Uma tarde ensolarada de quinta-feira, no Bar do Serginho, coração do bairro de Santa Teresa, na região central do Rio. Logo que chega, Francisco Ribeiro Eller, o Chico Chico, filho da cantora Cássia Eller (1962-2001), chama a atenção pela gargalhada e por ser aquele cara que cumprimenta e é cumprimentado por todo mundo. Morador da região há seis anos, ele já era íntimo de Santa, tendo cursado o ensino médio no Centro Educacional Anísio Teixeira, o Ceat. Passaria, com sua cabeleira e camisa do Vasco, por um dos garotos que matam aula no bar.

— Mas eu estou com 30 anos, não dá mais para ser moleque!

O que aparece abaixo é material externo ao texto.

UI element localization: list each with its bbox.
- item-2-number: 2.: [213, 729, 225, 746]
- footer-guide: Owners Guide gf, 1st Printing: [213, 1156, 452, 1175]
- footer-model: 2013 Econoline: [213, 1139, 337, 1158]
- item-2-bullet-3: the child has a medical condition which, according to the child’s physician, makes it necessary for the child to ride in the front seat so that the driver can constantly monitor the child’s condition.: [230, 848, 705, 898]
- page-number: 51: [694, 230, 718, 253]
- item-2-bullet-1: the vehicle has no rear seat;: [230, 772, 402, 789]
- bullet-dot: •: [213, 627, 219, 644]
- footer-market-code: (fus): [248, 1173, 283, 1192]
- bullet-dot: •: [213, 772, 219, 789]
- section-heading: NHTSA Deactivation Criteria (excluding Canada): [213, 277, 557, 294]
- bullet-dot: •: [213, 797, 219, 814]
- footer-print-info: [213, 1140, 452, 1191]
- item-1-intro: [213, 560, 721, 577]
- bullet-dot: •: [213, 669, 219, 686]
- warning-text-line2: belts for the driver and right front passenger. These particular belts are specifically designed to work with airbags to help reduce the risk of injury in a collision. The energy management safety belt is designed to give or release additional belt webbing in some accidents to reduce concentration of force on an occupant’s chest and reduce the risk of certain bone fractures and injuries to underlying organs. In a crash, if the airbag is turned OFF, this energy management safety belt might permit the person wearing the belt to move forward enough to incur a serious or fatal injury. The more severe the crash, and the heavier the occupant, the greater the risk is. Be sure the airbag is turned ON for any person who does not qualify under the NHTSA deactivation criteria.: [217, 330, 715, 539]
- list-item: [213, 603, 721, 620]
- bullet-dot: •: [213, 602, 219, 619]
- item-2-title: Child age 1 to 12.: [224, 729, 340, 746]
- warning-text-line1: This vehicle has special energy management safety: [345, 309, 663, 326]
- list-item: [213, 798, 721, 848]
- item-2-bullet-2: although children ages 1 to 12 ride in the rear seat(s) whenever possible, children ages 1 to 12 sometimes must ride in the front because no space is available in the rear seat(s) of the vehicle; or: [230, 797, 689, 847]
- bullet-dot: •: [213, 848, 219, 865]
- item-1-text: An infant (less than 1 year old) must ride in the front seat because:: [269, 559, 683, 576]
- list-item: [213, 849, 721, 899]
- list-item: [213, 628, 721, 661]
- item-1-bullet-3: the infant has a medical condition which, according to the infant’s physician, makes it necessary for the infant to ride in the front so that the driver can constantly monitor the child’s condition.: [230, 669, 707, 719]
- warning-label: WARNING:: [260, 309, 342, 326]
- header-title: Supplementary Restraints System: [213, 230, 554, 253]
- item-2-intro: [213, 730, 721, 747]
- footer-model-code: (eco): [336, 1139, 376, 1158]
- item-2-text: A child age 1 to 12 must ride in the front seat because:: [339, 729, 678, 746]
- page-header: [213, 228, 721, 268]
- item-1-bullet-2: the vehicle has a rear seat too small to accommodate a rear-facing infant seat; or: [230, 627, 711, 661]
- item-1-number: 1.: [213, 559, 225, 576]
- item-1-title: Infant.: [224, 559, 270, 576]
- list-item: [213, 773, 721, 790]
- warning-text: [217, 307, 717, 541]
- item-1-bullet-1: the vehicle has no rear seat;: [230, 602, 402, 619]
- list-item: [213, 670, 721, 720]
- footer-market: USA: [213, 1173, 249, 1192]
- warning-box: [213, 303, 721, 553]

Estou ligado em tocar, gravar discos, deixar alguma coisa — diz o cantor e compositor, que lançou na sexta-feira seu primeiro EP pela Deck, sua estreia em gravadoras de porte. — A melhor coisa do mundo é sair por aqui, ver os coroas, tomar uma cervejinha, fazer piada, falar merda… e aí sai música! Alguém fala uma frase bonita e você rouba.

Quem guia Chico por essa empreitada é Pedro Fonseca, de 28 anos, amigo desde os tempos de Ceat e também presente no Bar do Serginho. Tecladista e diretor musical dos shows do cantor (e, quando o dever chama, pianista de Jorge Ben Jor), Pedro morava no Encantado, Zona Norte carioca, começou a tocar aos 6 anos de idade e se tornou colega de colégio de Chico graças a uma bolsa de estudos.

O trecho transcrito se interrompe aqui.